The vulnerability was used in an attempted attack on the phone of a UK-based attorney on 12 May, the FT reported. The lawyer, who was not identified by name, is involved in a lawsuit against [the developers of the malicious code] brought by a group of Mexican journalists, government critics and a Saudi Arabian dissident. [LINK]
The software was developed by an American owned company based in Israel and funded by the Israeli Intelligence services - meanwhile we get worked up by possible links between Huawei and the Chinese Government :rolleyes:
 
Damn I hope no one is viewing the group chat where we send Game of Thrones memes and the like, Mossad are onto us.
I don't know anything about you but as the attacks appear to have been"targetted" and you are probably not a Journalist, Lawyer, Activist or in any way connected with defending anybody's Human Rights you are probably quite safe.
 
. . . Yes exploits suck but it is WhatsApp run by Facebook, the scummiest company out there. . . .
I'm sure you are right.
. . . given the nature of this exploit it sounds like they are more than likely trying to identify and tap government officials etc and your average citizen is just collateral. . . .
I suspect that you are wrong . . .
The UK lawyer whose phone was targeted by spyware that exploits a WhatsApp vulnerability said it appeared to be a desperate attempt by someone to covertly find out the details of his human rights work.

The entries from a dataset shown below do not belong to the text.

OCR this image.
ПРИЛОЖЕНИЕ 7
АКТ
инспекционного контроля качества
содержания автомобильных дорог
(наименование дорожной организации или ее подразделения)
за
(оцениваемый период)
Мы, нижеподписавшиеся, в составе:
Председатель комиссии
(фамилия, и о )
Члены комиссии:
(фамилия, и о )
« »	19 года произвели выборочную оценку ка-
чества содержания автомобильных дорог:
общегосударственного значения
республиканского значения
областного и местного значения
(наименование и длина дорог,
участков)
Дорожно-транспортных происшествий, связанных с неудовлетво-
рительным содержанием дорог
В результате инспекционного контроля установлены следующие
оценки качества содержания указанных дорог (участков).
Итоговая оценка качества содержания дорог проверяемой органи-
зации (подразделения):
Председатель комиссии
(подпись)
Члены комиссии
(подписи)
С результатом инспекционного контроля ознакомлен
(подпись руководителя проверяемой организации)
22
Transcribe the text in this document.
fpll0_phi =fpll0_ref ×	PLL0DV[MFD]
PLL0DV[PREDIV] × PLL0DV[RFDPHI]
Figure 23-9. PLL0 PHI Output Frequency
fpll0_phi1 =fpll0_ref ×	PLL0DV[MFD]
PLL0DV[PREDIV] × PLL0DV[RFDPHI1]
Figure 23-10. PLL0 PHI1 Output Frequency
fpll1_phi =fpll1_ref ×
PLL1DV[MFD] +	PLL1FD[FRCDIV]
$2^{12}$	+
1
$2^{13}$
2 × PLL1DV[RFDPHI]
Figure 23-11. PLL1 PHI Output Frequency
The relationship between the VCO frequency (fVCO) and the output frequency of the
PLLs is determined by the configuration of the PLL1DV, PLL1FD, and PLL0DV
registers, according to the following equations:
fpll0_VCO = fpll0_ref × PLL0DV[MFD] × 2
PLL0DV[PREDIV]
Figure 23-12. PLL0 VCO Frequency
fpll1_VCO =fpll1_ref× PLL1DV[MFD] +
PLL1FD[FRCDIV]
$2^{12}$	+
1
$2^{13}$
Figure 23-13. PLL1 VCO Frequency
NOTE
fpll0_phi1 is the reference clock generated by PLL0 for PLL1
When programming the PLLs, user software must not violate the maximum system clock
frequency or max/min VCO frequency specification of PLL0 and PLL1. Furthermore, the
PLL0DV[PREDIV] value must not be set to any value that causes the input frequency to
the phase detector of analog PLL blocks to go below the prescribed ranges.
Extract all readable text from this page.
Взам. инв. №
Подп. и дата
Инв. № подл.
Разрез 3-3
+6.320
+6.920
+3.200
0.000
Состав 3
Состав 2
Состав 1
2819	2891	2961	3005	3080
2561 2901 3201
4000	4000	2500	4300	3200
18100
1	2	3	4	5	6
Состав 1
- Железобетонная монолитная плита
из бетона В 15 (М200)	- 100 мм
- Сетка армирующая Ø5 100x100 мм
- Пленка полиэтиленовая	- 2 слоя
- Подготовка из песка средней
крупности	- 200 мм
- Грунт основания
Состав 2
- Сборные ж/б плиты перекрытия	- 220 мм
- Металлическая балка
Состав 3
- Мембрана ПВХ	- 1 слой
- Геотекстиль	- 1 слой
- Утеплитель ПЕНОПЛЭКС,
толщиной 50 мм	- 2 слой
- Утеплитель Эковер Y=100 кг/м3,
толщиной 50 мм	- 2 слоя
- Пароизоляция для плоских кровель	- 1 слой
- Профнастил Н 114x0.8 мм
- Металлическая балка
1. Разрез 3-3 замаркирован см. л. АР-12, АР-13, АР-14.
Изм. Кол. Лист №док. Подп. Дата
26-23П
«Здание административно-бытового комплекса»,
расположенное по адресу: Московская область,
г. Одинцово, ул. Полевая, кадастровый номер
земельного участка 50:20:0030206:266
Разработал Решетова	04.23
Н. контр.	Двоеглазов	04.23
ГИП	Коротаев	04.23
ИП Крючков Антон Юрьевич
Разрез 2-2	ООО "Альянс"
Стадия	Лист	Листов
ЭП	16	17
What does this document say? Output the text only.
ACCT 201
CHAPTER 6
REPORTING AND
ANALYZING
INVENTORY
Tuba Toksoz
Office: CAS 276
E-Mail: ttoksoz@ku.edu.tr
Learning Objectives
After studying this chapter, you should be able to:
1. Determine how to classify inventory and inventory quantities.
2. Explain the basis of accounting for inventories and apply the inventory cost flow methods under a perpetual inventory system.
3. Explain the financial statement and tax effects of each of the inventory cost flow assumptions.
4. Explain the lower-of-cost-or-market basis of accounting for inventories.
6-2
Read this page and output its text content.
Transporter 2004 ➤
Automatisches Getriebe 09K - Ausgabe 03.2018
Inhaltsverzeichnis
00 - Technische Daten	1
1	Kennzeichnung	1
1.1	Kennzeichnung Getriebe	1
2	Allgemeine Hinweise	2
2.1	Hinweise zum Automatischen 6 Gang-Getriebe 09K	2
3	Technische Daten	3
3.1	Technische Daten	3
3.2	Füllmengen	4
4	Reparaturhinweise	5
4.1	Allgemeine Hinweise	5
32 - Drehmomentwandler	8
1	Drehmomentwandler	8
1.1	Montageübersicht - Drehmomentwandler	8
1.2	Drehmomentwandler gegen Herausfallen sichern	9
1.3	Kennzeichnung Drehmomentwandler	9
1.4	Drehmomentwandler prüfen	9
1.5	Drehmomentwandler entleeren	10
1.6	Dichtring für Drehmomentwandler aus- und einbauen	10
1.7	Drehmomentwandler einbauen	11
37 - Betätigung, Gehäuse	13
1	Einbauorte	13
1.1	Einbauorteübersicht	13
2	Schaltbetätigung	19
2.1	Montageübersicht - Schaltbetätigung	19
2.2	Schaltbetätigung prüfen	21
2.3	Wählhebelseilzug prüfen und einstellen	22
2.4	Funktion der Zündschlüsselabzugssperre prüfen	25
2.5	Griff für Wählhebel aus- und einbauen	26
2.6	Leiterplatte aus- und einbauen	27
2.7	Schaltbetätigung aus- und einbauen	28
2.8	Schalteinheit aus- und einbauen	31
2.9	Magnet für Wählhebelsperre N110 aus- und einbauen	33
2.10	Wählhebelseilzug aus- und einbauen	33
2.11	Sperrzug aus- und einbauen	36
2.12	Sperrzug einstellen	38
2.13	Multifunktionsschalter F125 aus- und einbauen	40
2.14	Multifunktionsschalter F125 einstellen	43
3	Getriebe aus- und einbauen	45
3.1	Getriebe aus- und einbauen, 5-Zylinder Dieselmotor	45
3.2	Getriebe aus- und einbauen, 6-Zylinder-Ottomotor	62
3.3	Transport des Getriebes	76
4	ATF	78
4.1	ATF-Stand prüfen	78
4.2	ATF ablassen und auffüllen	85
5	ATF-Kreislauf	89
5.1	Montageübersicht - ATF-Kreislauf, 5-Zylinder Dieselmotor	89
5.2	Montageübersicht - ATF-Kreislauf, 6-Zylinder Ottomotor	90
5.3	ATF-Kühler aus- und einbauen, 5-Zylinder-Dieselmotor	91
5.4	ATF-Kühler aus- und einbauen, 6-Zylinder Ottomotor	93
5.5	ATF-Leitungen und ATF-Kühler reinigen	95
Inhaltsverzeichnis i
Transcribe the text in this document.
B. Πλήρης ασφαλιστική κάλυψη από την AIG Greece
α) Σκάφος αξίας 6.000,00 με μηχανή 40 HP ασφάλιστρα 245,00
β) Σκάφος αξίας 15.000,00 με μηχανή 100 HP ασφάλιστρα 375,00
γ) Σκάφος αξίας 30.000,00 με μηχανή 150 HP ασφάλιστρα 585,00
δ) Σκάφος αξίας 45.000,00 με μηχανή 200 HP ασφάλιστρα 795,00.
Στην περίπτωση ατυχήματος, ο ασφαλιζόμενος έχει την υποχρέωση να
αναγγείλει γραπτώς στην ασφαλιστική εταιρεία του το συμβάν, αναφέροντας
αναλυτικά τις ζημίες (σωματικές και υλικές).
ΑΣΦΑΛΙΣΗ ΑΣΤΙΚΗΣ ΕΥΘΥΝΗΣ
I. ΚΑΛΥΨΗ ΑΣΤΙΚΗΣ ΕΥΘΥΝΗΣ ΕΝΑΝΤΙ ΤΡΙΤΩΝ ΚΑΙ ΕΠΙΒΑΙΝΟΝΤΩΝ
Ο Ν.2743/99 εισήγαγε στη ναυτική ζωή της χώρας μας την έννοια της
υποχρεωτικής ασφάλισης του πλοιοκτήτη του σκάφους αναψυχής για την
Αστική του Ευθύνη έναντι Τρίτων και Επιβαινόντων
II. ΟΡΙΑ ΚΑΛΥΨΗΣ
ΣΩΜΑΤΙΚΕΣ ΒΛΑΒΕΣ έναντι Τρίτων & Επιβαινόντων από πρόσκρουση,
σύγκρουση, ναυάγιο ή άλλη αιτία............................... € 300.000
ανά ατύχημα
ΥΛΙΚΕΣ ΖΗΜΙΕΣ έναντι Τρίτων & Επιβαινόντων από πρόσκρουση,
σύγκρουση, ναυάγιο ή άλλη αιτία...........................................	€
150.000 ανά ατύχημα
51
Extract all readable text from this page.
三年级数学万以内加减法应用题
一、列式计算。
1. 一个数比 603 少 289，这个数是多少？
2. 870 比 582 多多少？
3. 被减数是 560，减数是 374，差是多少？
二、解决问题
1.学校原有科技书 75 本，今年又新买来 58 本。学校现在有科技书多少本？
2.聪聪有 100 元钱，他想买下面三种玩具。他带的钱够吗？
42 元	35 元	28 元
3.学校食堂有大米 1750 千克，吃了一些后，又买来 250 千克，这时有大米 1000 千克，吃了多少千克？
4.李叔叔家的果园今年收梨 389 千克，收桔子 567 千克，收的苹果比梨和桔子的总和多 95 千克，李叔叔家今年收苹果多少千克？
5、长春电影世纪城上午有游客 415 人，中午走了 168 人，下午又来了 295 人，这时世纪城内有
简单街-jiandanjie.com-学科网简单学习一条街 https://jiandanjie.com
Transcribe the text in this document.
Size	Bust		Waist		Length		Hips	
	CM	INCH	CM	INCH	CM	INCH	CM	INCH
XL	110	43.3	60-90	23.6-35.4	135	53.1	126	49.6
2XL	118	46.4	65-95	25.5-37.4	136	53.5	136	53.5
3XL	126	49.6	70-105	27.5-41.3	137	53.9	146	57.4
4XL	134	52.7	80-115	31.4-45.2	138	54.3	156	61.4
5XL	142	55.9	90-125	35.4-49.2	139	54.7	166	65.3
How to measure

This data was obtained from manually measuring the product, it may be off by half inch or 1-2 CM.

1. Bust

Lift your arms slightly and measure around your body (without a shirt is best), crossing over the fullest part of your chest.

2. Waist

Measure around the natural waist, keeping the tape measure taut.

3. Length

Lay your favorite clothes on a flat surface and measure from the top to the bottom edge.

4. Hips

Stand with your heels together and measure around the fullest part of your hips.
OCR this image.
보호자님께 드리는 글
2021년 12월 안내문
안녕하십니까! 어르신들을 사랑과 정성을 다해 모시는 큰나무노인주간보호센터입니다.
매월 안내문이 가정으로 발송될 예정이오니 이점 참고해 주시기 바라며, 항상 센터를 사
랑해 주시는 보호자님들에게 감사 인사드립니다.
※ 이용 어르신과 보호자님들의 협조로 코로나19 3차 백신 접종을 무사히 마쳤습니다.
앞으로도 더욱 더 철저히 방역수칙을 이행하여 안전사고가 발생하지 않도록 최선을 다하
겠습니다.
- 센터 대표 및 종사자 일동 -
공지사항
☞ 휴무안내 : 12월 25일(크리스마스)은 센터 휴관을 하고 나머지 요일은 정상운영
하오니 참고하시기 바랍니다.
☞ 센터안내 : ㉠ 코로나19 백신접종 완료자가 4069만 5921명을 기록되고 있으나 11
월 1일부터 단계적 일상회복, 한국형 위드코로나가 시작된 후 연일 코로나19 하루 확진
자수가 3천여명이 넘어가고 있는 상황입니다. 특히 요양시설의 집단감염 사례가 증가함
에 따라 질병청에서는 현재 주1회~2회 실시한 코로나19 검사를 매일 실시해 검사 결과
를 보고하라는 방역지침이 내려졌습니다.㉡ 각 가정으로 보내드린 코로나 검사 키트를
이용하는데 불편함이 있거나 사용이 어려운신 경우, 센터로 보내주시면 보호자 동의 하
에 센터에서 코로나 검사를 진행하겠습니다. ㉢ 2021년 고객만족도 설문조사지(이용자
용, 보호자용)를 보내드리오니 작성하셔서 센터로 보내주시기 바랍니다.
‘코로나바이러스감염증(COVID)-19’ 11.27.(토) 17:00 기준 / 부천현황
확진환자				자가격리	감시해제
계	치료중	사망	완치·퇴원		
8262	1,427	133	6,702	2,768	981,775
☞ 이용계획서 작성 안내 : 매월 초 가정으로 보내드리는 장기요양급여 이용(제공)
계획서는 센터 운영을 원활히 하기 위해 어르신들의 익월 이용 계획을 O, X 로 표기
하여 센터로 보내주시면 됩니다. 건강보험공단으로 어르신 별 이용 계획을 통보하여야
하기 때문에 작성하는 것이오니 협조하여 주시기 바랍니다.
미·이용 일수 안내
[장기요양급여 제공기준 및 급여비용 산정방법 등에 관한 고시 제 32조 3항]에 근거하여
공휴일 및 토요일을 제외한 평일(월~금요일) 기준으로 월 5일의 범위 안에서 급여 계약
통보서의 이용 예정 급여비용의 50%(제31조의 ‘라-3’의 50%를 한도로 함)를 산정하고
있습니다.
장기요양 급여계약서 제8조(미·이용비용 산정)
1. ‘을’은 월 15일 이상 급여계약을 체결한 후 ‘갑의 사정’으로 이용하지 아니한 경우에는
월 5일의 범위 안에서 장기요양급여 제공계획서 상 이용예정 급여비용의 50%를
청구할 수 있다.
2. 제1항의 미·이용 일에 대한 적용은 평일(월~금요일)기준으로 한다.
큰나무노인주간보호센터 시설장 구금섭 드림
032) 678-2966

The lawyer, who asked not to be named, is involved in a civil case brought against the Israeli surveillance company NSO Group whose sophisticated Pegasus malware has reportedly been used against Mexican journalists, and a prominent Saudi dissident living in Canada.

It has been claimed the would-be hacker had also repeatedly attempted to install Pegasus on the lawyer’s phone in recent weeks.

It was the lawyer’s suspicions that he might be being targeted that led him to raise his concerns with the Citizen Lab, the cyber specialists based at the University of Toronto. “A couple of months ago, I started to get WhatsApp video calls early in the morning at weird hours. I was suspicious of them and contacted Citizen Lab,” the lawyer said.